FROM resin/%%RESIN_MACHINE_NAME%%-node:9
ENV INITSYSTEM on
RUN apt-get update && apt-get install dbus
RUN npm install -g npm@latest
WORKDIR /app
COPY .npmrc package.json ./
RUN JOBS=MAX npm install --silent --production --unsafe-perm && npm cache clean --force
COPY babel.config.js index.js start.sh ./
RUN chmod +x start.sh
CMD ["./start.sh"]
To give context we have a number of similar services. I only updated 3 of the 4 node services to the latest base images. Another I had not bothered updating as it has a number of OS packages and I thought it could cause issues.
Perhaps a cause of the issue is that there is too much memory consumed by the multiple base images? If I had of changed all services to the new images it could have not caused an issue.
Hi
we are happy you managed to fix the problem.
We have been discussing your issue internally and would be interested in learning what caused the problem in the first place. Due to non persistent log files we will not find many traces on the repaired device. If you have a test device that you can reproduce the failing configuration on we would be happy to take a look at it .
I would be happy to deploy the code that was causing an issue on the device when I am back in the office on Monday.
As the continual restarts are not very good for the hardware, we have a moving gantry that calibrates it’s location every time the device starts, I would prefer to not leave it in the problematic state for too long. Perhaps it would be possible to arrange a time at which you might be able to take a look?
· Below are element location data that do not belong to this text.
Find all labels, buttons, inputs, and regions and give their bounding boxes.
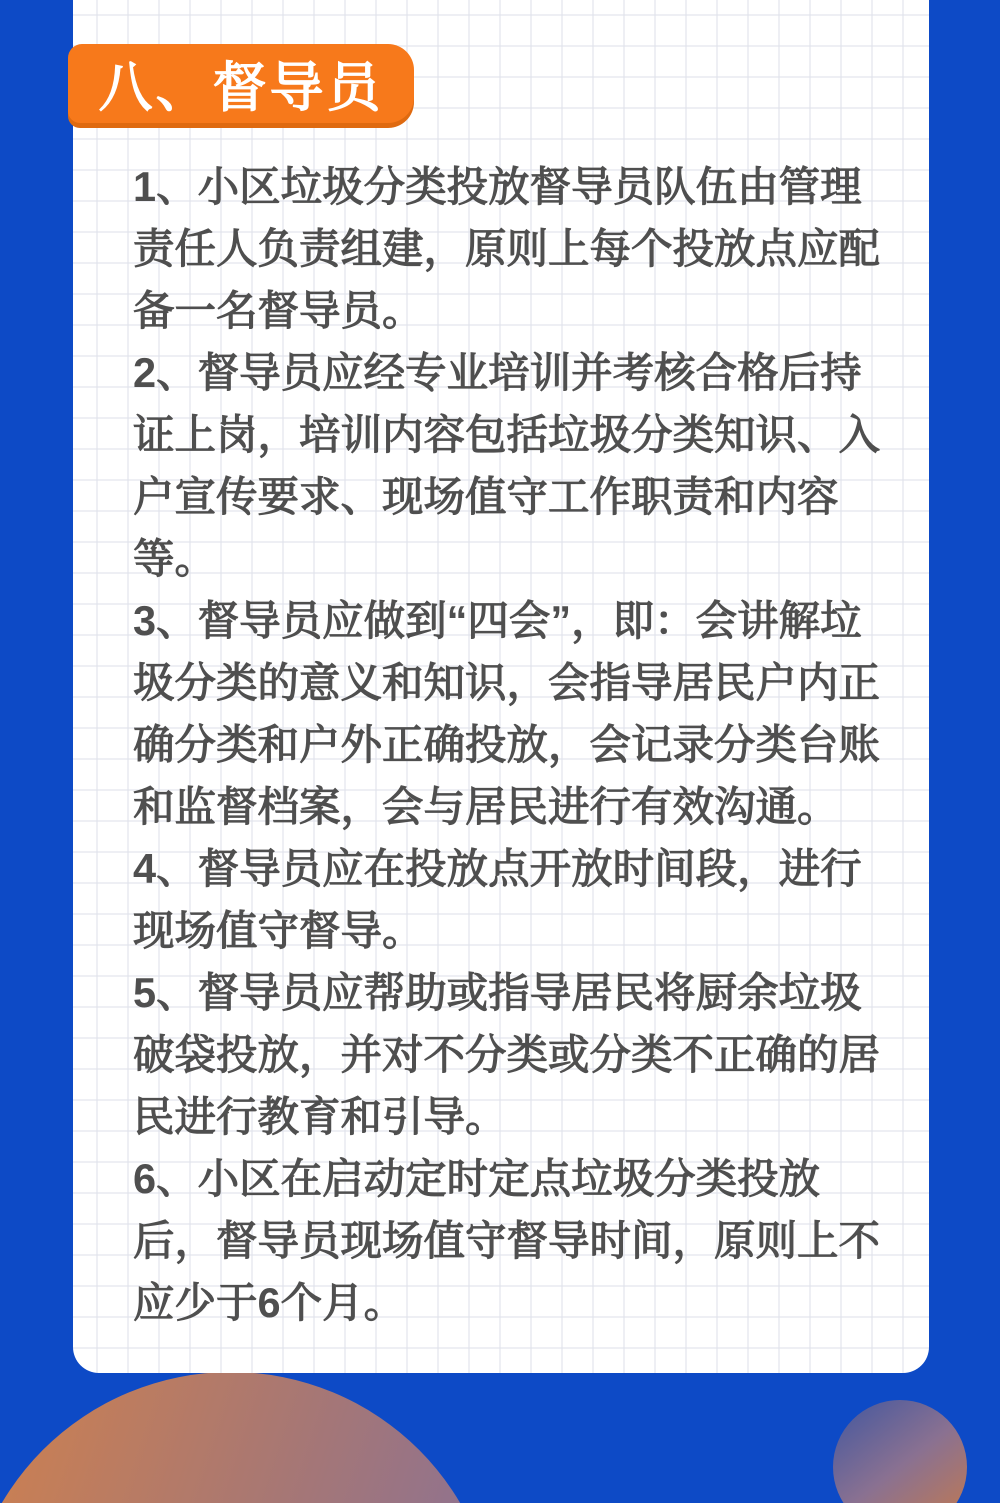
list-item-2: 2、督导员应经专业培训并考核合格后持证上岗，培训内容包括垃圾分类知识、入户宣传要求、现场值守工作职责和内容等。	[133, 349, 881, 582]
content-card	[73, 0, 929, 1373]
section-title: 八、督导员	[98, 58, 384, 118]
list-item-3: 3、督导员应做到“四会”，即：会讲解垃圾分类的意义和知识，会指导居民户内正确分类和户外正确投放，会记录分类台账和监督档案，会与居民进行有效沟通。	[133, 597, 881, 830]
decor-gradient-circle-large	[0, 1372, 497, 1503]
rules-list	[133, 156, 883, 1334]
decor-gradient-circle-small	[833, 1400, 967, 1503]
list-item-6: 6、小区在启动定时定点垃圾分类投放后，督导员现场值守督导时间，原则上不应少于6个月。	[133, 1155, 881, 1326]
list-item-4: 4、督导员应在投放点开放时间段，进行现场值守督导。	[133, 845, 862, 954]
list-item-5: 5、督导员应帮助或指导居民将厨余垃圾破袋投放，并对不分类或分类不正确的居民进行教育和引导。	[133, 969, 881, 1140]
list-item-1: 1、小区垃圾分类投放督导员队伍由管理责任人负责组建，原则上每个投放点应配备一名督导员。	[133, 163, 881, 334]
section-badge	[68, 44, 414, 123]
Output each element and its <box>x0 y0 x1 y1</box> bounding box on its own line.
I am on GMT but fairly flexible what time of day.
Could you please share with us a minimal piece of code to reproduce this issue on our end?
If you prefer to share in private, let us know. We’ll send a private message to collect it.
Due to resource constraints, we cannot promise to provide support on a specific time slot for the forum posts (though we do provide it for our paid support).